We prayed for ourselves and our families. We prayed for our church and its ministry. We prayed for our sisters next door and our sisters in chains on the other side of the world. We prayed for Christ’s glory and his kingdom’s advancement and his church’s peace and purity. We prayed for his return.
Never once did Carol directly instruct me: Confess this. Pray this. Lament that. Instead, she prayed extended, Scripture-rich prayers expressing her confident faith in the God who hears. She praised God, confessed sin, and boldly asked for the fulfillment of his promises. And as I joined her at the Throne, she discipled me in the whole Christian life.
Carol is just one example of the many women—older and younger—who have prayed with me. And I trust I have grown in holiness each time. As the theologian and hymn-writer Isaac Watts wrote, “By expressing the joys of our faith to God, we may often be made a means, through the power of the Holy Spirit, to raise the faith and joy of others.” If we are looking for ways for women to mentor one another—and we are!—it may be simpler than we anticipate.

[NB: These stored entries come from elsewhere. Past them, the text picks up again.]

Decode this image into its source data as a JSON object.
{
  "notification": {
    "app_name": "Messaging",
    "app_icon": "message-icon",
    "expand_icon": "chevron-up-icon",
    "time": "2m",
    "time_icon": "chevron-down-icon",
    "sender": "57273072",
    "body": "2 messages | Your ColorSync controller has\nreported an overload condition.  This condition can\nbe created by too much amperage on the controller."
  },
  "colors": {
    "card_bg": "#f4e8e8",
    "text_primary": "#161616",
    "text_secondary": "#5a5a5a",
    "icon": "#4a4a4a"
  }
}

Just two Christian women, taking turns praying aloud for the concerns of Christ and his kingdom, will disciple one another in important aspects of the life of faith.
The first lesson we learn from each other in prayer is about faith itself. Hebrews 11:6 tells us that “whoever would draw near to God must believe that he exists and that he rewards those who seek him,” and the prayers of other women are an encouragement to this belief. On our own, we might be tempted to think our prayers rise no higher than the ceiling. In prayer together, we form a cloud of witnesses, testifying to one another that God is there and that he hears.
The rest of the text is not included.